À ce travail d’historien et de psychanalyste va s’ajouter celui de traducteur. En 2009, il s’attelle en effet à une traduction française du Coran, au grand dam des barbus, qui crient à la profanation. Qu’à cela ne tienne ! Malek reçoit la bénédiction de certains gardiens officiels de la maison islam. Son Coran paraîtra. Mieux : il veut mettre en exergue non seulement le contenu du texte, mais l’objet-livre lui-même, dans ses différents formats, supports, styles calligraphiques.

Il part sillonner le monde et ramène moult copies. Ce trésor, il le révèle en juin 2015 à La Revue en ces termes : « L’idée de collectionner le texte sacré ajoute une dimension spirituelle qui me donne beaucoup de joie. Chaque fois que je regarde ces corans, j’imagine et je ressens l’aventure qui dure depuis quatorze siècles, signant l’attachement et la fougue des musulmans pour ce livre, cette violence de la beauté qui fait qu’on ne peut imaginer un coran qui ne soit pas beau. De fait, je crois que je participe à ce souffle, à l’idée que le Coran peut illustrer la beauté elle-même ! »Quel sort réservait-il à cette collection ? « Peut-être qu’elle ira rejoindre un jour un lieu que j’appelle de tous mes vœux : un futur musée international du Coran auquel participeraient tous les pays. Ce jour-là, je me verrais bien lui faire don de ma collection. »
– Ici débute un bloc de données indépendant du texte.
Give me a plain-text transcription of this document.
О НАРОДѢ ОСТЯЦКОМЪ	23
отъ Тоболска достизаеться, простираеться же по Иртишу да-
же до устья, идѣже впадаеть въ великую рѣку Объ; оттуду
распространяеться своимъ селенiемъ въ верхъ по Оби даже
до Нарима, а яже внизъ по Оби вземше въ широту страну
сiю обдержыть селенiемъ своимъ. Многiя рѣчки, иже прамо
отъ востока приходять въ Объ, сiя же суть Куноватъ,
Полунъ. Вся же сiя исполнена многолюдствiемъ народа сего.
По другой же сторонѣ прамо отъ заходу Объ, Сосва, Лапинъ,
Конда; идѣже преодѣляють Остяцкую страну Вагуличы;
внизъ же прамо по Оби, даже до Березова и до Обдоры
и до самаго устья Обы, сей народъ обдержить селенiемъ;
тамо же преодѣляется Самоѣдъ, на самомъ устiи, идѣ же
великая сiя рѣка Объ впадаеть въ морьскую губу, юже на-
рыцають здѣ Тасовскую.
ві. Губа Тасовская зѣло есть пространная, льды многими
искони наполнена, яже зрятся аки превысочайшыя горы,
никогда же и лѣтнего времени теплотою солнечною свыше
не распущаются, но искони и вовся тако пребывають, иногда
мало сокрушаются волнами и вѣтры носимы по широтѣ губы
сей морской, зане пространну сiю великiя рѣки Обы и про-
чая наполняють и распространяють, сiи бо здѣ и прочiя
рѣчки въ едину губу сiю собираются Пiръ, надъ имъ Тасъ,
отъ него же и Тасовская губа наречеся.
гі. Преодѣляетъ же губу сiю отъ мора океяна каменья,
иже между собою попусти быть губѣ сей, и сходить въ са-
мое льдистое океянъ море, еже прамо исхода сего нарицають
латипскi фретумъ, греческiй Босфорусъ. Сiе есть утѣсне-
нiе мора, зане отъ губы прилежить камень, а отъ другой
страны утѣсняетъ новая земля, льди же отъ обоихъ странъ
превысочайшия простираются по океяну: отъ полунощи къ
Mais voilà. Malek ne verra pas ce musée. Ni ne pourra lui offrir sa collection. Il laisse derrière lui une œuvre fleuve et une notoriété assurée. Des ennemis aussi, bien sûr. Ses détracteurs l’accusent d’avoir fait de la sexualité dans l’islam un « fonds de commerce » pour appâter les Occidentaux. De tomber dans « l’orientalisme du dedans ». À une époque où pullulent les ennemis de l’islam tout autant que ses fils fossoyeurs, les écrits de Malek ne peuvent en définitive que rééquilibrer la balance. On lui reprocha d’écrire beaucoup. C’était ne pas comprendre qu’une telle frénésie était le signe d’un trop-plein de savoir, peut-être l’intuition que le temps lui était compté. À quelques mois de sa disparition, Malek confiait à Béchir Ben Yahmed qu’il avait encore beaucoup de choses à dire et craignait de ne pouvoir le faire.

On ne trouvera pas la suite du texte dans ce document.